In 1909, Massachusetts, under Desjardins’ guidance, enacted a law for the incorporation of credit-unions. The first union established in Springfield, in 1910, was named after Herbert Myrick—a strong advocate of cooperative finance. Since then 25 other unions have been formed; and the names of the unions and of their officers disclose that 11 are Jewish, 8 French-Canadian, and 2 Italian—a strong indication that the immigrant is not unprepared for financial democracy. There is reason to believe that these people’s banks will spread rapidly in the United States and that they will succeed. For the cooperative building and loan associations, managed by wage-earners and salary-earners, who joined together for systematic saving and ownership of houses—have prospered in many states. In Massachusetts, where they have existed for 35 years, their success has been notable—the number, in 1912, being 162, and their aggregate assets nearly $75,000,000.
Thus farmers, workingmen, and clerks are learning to use their little capital and their savings to help one another instead of turning over their money to the great bankers for safe keeping, and to be themselves exploited. And may we not expect that when the cooperative movement develops in America, merchants and manufacturers will learn from farmers and workingmen how to help themselves by helping one another, and thus join in attaining the New Freedom for all? When merchants and manufacturers learn this lesson, money kings will lose subjects, and swollen fortunes may shrink; but industries will flourish, because the faculties of men will be liberated and developed.

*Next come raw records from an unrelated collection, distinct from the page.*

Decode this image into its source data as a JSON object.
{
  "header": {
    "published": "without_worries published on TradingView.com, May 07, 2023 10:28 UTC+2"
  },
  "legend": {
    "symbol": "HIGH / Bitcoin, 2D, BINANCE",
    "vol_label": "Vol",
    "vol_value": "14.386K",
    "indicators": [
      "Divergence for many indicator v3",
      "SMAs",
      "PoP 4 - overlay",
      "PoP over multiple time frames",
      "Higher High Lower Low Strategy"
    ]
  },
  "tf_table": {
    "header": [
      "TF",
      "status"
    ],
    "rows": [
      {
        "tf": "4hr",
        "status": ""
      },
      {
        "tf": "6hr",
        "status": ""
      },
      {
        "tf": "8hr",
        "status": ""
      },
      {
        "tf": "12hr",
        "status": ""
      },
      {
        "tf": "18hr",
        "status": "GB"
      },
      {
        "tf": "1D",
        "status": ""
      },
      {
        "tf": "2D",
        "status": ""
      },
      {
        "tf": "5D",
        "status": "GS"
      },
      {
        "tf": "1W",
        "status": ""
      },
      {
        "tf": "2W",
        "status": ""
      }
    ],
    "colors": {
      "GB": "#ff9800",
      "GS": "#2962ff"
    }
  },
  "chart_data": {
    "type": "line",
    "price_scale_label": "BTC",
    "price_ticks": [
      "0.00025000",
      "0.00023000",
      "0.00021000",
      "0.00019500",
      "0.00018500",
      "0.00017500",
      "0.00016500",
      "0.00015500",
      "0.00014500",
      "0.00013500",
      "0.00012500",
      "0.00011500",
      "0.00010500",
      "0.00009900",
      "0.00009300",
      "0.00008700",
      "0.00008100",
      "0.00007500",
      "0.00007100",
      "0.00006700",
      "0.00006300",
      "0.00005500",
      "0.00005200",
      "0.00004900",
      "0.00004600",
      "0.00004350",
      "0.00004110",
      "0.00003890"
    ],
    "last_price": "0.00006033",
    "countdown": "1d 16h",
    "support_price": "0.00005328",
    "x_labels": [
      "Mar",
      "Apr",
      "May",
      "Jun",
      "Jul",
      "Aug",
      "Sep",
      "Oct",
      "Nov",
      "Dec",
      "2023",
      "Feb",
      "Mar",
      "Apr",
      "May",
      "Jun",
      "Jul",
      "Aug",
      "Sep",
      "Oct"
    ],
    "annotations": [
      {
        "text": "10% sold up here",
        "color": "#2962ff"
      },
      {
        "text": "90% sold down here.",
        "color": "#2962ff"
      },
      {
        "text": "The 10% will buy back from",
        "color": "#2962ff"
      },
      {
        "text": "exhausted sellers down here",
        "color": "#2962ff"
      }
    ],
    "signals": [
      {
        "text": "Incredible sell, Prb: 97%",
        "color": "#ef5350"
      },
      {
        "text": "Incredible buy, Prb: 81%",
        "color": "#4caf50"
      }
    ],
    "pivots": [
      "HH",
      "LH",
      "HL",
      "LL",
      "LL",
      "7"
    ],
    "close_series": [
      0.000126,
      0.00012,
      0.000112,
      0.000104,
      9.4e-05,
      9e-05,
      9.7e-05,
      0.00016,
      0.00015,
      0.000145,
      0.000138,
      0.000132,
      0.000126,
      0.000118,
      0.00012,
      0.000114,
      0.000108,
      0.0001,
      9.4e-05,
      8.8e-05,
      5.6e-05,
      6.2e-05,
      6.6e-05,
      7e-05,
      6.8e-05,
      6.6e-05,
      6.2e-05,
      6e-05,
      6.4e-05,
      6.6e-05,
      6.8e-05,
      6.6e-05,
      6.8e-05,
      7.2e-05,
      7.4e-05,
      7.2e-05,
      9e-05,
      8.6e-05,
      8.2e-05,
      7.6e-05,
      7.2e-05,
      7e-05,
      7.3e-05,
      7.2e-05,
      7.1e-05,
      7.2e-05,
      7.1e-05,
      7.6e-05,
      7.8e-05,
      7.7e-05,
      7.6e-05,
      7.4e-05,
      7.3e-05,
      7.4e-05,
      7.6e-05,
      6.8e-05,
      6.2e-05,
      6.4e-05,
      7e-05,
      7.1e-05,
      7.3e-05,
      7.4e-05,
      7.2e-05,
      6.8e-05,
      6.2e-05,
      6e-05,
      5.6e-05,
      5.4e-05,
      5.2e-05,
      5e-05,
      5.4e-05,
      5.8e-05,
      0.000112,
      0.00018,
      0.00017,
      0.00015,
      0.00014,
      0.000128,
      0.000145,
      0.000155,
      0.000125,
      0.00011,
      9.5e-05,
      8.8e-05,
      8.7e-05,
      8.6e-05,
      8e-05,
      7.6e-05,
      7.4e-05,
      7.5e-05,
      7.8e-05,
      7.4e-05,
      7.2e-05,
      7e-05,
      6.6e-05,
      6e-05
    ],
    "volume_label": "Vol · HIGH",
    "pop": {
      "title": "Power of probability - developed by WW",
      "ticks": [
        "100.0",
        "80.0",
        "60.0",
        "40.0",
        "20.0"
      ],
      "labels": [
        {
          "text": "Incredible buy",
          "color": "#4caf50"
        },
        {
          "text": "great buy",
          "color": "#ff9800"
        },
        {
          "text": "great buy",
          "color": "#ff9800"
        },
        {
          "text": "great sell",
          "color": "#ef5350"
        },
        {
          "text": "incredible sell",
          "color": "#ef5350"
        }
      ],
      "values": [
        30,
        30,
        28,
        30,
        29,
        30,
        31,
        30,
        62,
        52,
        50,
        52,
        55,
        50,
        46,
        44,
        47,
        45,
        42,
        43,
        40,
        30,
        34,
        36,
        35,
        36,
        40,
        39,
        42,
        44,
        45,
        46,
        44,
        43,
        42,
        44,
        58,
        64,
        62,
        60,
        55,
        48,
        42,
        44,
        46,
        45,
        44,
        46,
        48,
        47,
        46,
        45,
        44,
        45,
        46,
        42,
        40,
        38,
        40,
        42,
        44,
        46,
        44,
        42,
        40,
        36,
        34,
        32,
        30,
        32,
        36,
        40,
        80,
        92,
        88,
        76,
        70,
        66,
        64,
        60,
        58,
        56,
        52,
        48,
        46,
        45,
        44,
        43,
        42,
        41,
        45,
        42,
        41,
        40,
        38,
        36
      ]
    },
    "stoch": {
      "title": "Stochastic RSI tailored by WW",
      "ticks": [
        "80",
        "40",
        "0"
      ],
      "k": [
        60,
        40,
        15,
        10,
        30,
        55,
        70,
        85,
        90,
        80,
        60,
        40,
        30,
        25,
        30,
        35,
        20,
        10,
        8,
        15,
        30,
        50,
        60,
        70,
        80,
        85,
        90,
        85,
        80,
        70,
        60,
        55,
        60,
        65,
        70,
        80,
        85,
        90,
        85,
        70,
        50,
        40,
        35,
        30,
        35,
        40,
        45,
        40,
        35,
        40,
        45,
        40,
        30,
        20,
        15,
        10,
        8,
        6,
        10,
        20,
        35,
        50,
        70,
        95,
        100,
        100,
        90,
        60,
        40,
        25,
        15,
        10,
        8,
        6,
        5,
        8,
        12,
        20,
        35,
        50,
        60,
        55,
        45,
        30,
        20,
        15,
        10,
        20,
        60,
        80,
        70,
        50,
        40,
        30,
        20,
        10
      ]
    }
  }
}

President Wilson has said wisely:
“No country can afford to have its prosperity originated by a small controlling class. The treasury of America does not lie in the brains of the small body of men now in control of the great enterprises… It depends upon the inventions of unknown men, upon the originations of unknown men, upon the ambitions of unknown men. Every country is renewed out of the ranks of the unknown, not out of the ranks of the already famous and powerful in control.”